Wir haben in den letzten Monaten und Jahren gesehen, dass die Europäische Union absolut nicht in der Lage ist, die Probleme in Europa zu lösen, und alle Tendenzen in Richtung eines europäischen Zentralstaats lehnen wir Freiheitliche ab. Das hieße näm­lich: Abschaffung der Nationalstaaten und damit auch de facto Abschaffung der Republik Österreich. Das wollen wir nicht! (Beifall bei der FPÖ.)

Wir wollen es auch deshalb nicht, weil das weitreichende Entscheidungen sind. Da ist auch Außenpolitik insoweit Innenpolitik, als dass Entscheidungen auf solchen suprana­tionalen Ebenen unmittelbare Auswirkungen etwa auf das Gasthaus in Kärnten, auf die einzelnen Menschen haben. Das ist uns zu weit weg vom Menschen, das ist uns zu weit weg von den Bürgern, denn die eine Seite sind die Macht, das Geld, die Kompetenzen und die andere Seite ist die entsprechende Verantwortung. Wo ist die Verantwortung? – Sie ist nicht greifbar. Die Verantwortung sollte nahe beim Bürger liegen, also bei den Landesregierungen, der Bundesregierung, dem Parlament in Österreich.

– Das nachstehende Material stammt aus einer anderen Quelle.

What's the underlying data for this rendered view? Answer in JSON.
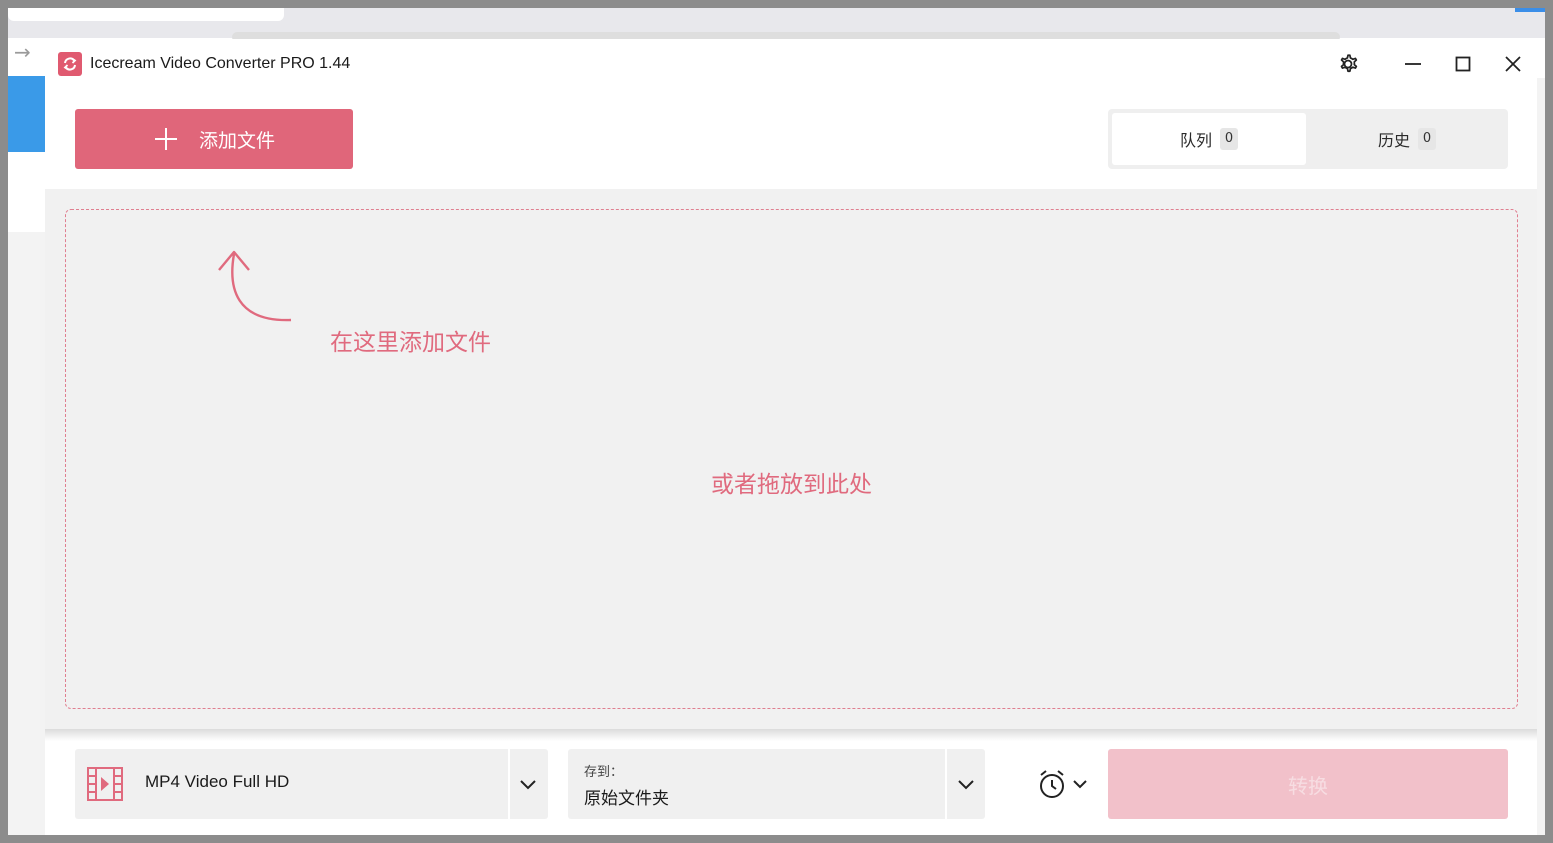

Die EU hat in der Migrationspolitik völlig versagt; wir werden in weiterer Folge noch zu diesem Thema sprechen können. Sie hat völlig versagt, sie hat Recht ausgesetzt: Dub­lin II ist das Papier nicht wert, das wird einfach nicht eingehalten. Die Maastrichtkriterien sind das Papier nicht wert. Natürlich hat die EU damit ein Vertrauensproblem, wenn sie sich nicht an die eigenen Regeln hält.

Die EU hat immer versprochen: Wir sind keine Schuldenunion. Jetzt haben wir 750 Mil­liarden Euro Schulden, die die Kommission aufgenommen hat, und die sparsamen vier haben eines bezweckt, nämlich dass die Schulden nicht 500 Milliarden Euro, sondern 750 Milliarden Euro hoch sind. Wer soll das zahlen? – Unsere Kinder und Kindeskinder.

Das alles sind Entscheidungen, die dort über die Köpfe unserer Bürger hinweg getroffen werden. Das wollen wir nicht – und damit möchte ich schließen beziehungsweise den Konnex zu Corona herstellen –, denn die Frage ist: Cui bono?

Wolfgang Schäuble, jedem bekannt, bezeichnete die Coronakrise am 21. August in der „Neuen Westfälischen“ als große Chance. Ich zitiere: „Der Widerstand gegen Verände­rung wird in der Krise geringer. Wir können die Wirtschafts- und Finanzunion, die wir politisch bisher nicht zustande gebracht haben, jetzt hinbekommen“.

Das ist ein Schäuble-Zitat, das wollen wir nicht. – Vielen Dank für die Aufmerksamkeit. (Beifall bei der FPÖ.)

12.20

Präsidentin Doris Bures: Nächste Rednerin: Frau Abgeordnete Ewa Ernst-Dziedzic. – Bitte.